Sign of the Financial Industry Regulatory Authority

Park Avenue Securities is a brokerage firm headquartered in New York New York which has been censured and fined $300,000.00 by Financial Industry Regulatory Authority (FINRA) based upon the firm’s consent to findings that it failed to supervise its annuities operations to ensure that registered representatives made recommendations of annuities in compliance with securities laws and industry rules. Letter of Acceptance Waiver and Consent No. 2015043390301 (Apr. 11, 2018).

According to the AWC, between January 1, 2013 and March 3, 2015, approximately twelve thousand seven hundred thirty-two variable annuity contracts had been sold by Park Avenue. Evidently, Park Avenue sold several classes of annuities during this time frame, including B share annuity contracts that generally contain a seven year surrender schedule, and L share annuity contracts which contain a three to four year surrender schedule but higher fees than B share annuities.

The AWC stated that twenty percent of the annuities sold by Park Avenue throughout the January 2013 and March 2015 time period consisted of L share contracts. Yet, The AWC stated that the sales generated by registered representatives were not adequately supervised by the firm to ensure that the annuities sold by them were suitable for the customers.

The AWC revealed that written supervisory procedures utilized by the firm neglected to detail the considerations of suitability based on the share class involved. Evidently, no training had been provided to the firm’s registered representatives on share class features, surrender penalties and fees. The firm reportedly failed to furnish registered representatives with reasonable data for drawing comparisons between share classes to determine suitability. Further, the AWC stated that no written supervisory procedures had been utilized by the firm that detailed the combination of long-term income riders with differing share classes of annuities.

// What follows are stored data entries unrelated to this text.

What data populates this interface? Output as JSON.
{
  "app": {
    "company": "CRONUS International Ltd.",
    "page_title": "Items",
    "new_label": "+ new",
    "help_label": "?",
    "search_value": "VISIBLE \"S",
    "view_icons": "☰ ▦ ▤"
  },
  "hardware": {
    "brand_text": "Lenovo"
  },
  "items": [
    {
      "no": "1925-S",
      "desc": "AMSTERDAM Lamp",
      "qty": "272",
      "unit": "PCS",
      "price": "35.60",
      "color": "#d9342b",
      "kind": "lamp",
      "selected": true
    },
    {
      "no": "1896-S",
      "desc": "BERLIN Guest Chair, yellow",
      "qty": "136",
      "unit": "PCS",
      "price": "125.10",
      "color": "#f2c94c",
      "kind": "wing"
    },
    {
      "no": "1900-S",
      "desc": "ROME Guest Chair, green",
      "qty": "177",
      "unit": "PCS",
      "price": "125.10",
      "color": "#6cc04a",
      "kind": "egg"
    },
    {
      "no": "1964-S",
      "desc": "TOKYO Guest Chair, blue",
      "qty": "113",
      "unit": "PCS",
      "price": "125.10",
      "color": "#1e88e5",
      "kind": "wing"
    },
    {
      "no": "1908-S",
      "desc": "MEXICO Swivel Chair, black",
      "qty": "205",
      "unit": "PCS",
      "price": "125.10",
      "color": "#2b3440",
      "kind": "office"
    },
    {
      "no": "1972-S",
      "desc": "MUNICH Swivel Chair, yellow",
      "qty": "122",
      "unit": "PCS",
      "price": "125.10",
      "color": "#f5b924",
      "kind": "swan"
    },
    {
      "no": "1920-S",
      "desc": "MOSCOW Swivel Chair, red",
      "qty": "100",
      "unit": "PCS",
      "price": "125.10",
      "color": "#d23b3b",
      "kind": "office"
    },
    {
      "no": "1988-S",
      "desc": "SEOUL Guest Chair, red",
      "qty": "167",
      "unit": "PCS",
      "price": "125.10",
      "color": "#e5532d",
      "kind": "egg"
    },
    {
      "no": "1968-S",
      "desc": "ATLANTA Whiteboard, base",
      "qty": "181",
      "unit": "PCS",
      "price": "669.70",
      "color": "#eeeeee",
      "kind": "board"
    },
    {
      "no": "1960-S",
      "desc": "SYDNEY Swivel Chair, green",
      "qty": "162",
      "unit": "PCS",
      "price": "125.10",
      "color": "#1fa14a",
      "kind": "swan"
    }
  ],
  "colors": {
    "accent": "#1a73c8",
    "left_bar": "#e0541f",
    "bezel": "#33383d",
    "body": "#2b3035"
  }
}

In addition, FINRA found that the firm failed to utilize surveillance measures to identify if registered representatives effected variable annuity exchanges at inappropriate rates. The AWC revealed that additional multi-class variable annuities training was provided to the firm’s registered representatives after March 3, 2015, at which point fewer L share contracts had been sold to customers in the remainder of 2015. FINRA concluded that the firm’s supervisory failures were violative of FINRA Rules 2010, 3110, 2330 as well as National Association of Securities Dealers (NASD) Rule 3010.